Bob blieb gewissermaßen die Spucke weg. Wie konnte er diese Wortmeldung anders interpretieren als einen Angriff auf Microsoft´s Kerngeschäft? Was er in diesem Moment übersah, war, dass dieser CIO einfach frustriert war aufgrund der vielen Updates, die man vor allem als Großkunde zu installieren und zu verteilen gezwungen ist, wenn man Microsoft Software einsetzt – Security Patches, Service Packs, Bug Fixes, etc.

Look”, setzte dieser CIO fort, um sich zu erklären: “We want the features, we love the function that you give us.

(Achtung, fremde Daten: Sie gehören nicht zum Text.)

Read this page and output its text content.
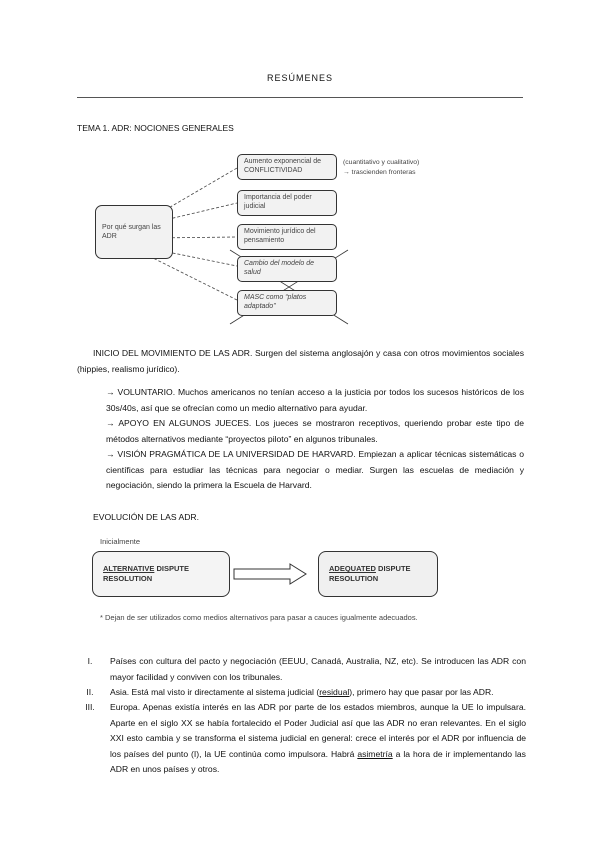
RESÚMENES
TEMA 1. ADR: NOCIONES GENERALES
Por qué surgan las ADR
Aumento exponencial de CONFLICTIVIDAD
Importancia del poder judicial
Movimiento jurídico del pensamiento
Cambio del modelo de salud
MASC como “platos adaptado”
(cuantitativo y cualitativo)
→ trascienden fronteras
INICIO DEL MOVIMIENTO DE LAS ADR. Surgen del sistema anglosajón y casa con otros movimientos sociales (hippies, realismo jurídico).
→ VOLUNTARIO. Muchos americanos no tenían acceso a la justicia por todos los sucesos históricos de los 30s/40s, así que se ofrecían como un medio alternativo para ayudar.
→ APOYO EN ALGUNOS JUECES. Los jueces se mostraron receptivos, queriendo probar este tipo de métodos alternativos mediante “proyectos piloto” en algunos tribunales.
→ VISIÓN PRAGMÁTICA DE LA UNIVERSIDAD DE HARVARD. Empiezan a aplicar técnicas sistemáticas o científicas para estudiar las técnicas para negociar o mediar. Surgen las escuelas de mediación y negociación, siendo la primera la Escuela de Harvard.
EVOLUCIÓN DE LAS ADR.
Inicialmente
ALTERNATIVE DISPUTE
RESOLUTION
ADEQUATED DISPUTE
RESOLUTION
* Dejan de ser utilizados como medios alternativos para pasar a cauces igualmente adecuados.
I.	Países con cultura del pacto y negociación (EEUU, Canadá, Australia, NZ, etc). Se introducen las ADR con mayor facilidad y conviven con los tribunales.
II.	Asia. Está mal visto ir directamente al sistema judicial (residual), primero hay que pasar por las ADR.
III.	Europa. Apenas existía interés en las ADR por parte de los estados miembros, aunque la UE lo impulsara. Aparte en el siglo XX se había fortalecido el Poder Judicial así que las ADR no eran relevantes. En el siglo XXI esto cambia y se transforma el sistema judicial en general: crece el interés por el ADR por influencia de los países del punto (I), la UE continúa como impulsora. Habrá asimetría a la hora de ir implementando las ADR en unos países y otros.
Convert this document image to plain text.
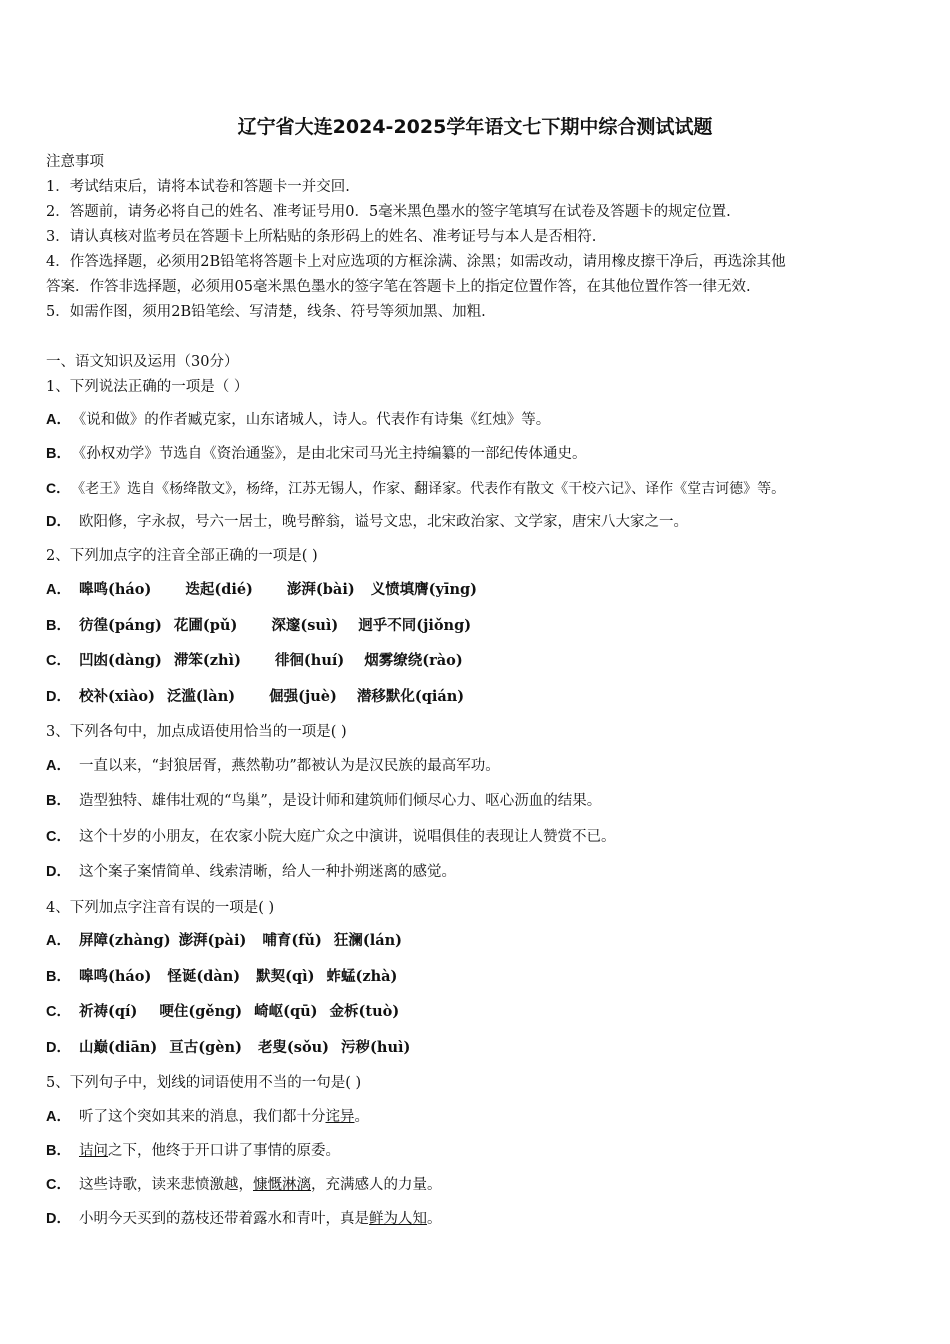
辽宁省大连2024-2025学年语文七下期中综合测试试题
注意事项
1．考试结束后，请将本试卷和答题卡一并交回.
2．答题前，请务必将自己的姓名、准考证号用0．5毫米黑色墨水的签字笔填写在试卷及答题卡的规定位置.
3．请认真核对监考员在答题卡上所粘贴的条形码上的姓名、准考证号与本人是否相符.
4．作答选择题，必须用2B铅笔将答题卡上对应选项的方框涂满、涂黑；如需改动，请用橡皮擦干净后，再选涂其他
答案．作答非选择题，必须用05毫米黑色墨水的签字笔在答题卡上的指定位置作答，在其他位置作答一律无效.
5．如需作图，须用2B铅笔绘、写清楚，线条、符号等须加黑、加粗.
一、语文知识及运用（30分）
1、下列说法正确的一项是（ ）
A． 《说和做》的作者臧克家，山东诸城人，诗人。代表作有诗集《红烛》等。
B． 《孙权劝学》节选自《资治通鉴》，是由北宋司马光主持编纂的一部纪传体通史。
C． 《老王》选自《杨绛散文》，杨绛，江苏无锡人，作家、翻译家。代表作有散文《干校六记》、译作《堂吉诃德》等。
D． 欧阳修，字永叔，号六一居士，晚号醉翁，谥号文忠，北宋政治家、文学家，唐宋八大家之一。
2、下列加点字的注音全部正确的一项是( )
A． 嗥鸣(háo) 迭起(dié) 澎湃(bài) 义愤填膺(yīng)
B． 彷徨(páng) 花圃(pǔ) 深邃(suì) 迥乎不同(jiǒng)
C． 凹凼(dàng) 滞笨(zhì) 徘徊(huí) 烟雾缭绕(rào)
D． 校补(xiào) 泛滥(làn) 倔强(juè) 潜移默化(qián)
3、下列各句中，加点成语使用恰当的一项是( )
A． 一直以来，“封狼居胥，燕然勒功”都被认为是汉民族的最高军功。
B． 造型独特、雄伟壮观的“鸟巢”，是设计师和建筑师们倾尽心力、呕心沥血的结果。
C． 这个十岁的小朋友，在农家小院大庭广众之中演讲，说唱俱佳的表现让人赞赏不已。
D． 这个案子案情简单、线索清晰，给人一种扑朔迷离的感觉。
4、下列加点字注音有误的一项是( )
A． 屏障(zhàng) 澎湃(pài) 哺育(fǔ) 狂澜(lán)
B． 嗥鸣(háo) 怪诞(dàn) 默契(qì) 蚱蜢(zhà)
C． 祈祷(qí) 哽住(gěng) 崎岖(qū) 金柝(tuò)
D． 山巅(diān) 亘古(gèn) 老叟(sǒu) 污秽(huì)
5、下列句子中，划线的词语使用不当的一句是( )
A． 听了这个突如其来的消息，我们都十分诧异。
B． 诘问之下，他终于开口讲了事情的原委。
C． 这些诗歌，读来悲愤激越，慷慨淋漓，充满感人的力量。
D． 小明今天买到的荔枝还带着露水和青叶，真是鲜为人知。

But you put all the burden on us. You make us deploy all the infrastructure, you make us do all the work. We want this as a service. We want you to take that on.

Bob Muglia erinnert sich so genau daran, weil er in diesem Moment spürte, dass hier eine ganze Industrie neu gedacht werden wollte: “It was really at that moment I got it; I got what cloud computing was all about. What he was asking for was for me to deliver IT as a service.”

Das neue Azure-Bindeglied von Microsoft

Mit der neuen Azure Appliance, die letzte Woche vorgestellt wurde, reagiert Microsoft nun punktgenau auf diesen CIO-Vorstoß. Sie verbindet “die Skaleneffekte sowie die Kostenvorteile der Public Cloud mit den Vorteilen der Private Cloud wie Datenhoheit und Standortwahl”, wie Ulrich Roderer auf SearchDataCenter.de hervorhebt. Denn mit der neuen Azure Appliance können große Unternehmen, Service Provider, Microsoft-Partner und öffentliche Einrichtungen jetzt Azure als Private Cloud auch in ihren eigenen Rechenzentren hosten. “It’s like a cable set-top box for the corporate data center. Instead of having to install alerts and patches every month, corporate customers won’t have to worry because Microsoft will do it for them”. (Seattle Times)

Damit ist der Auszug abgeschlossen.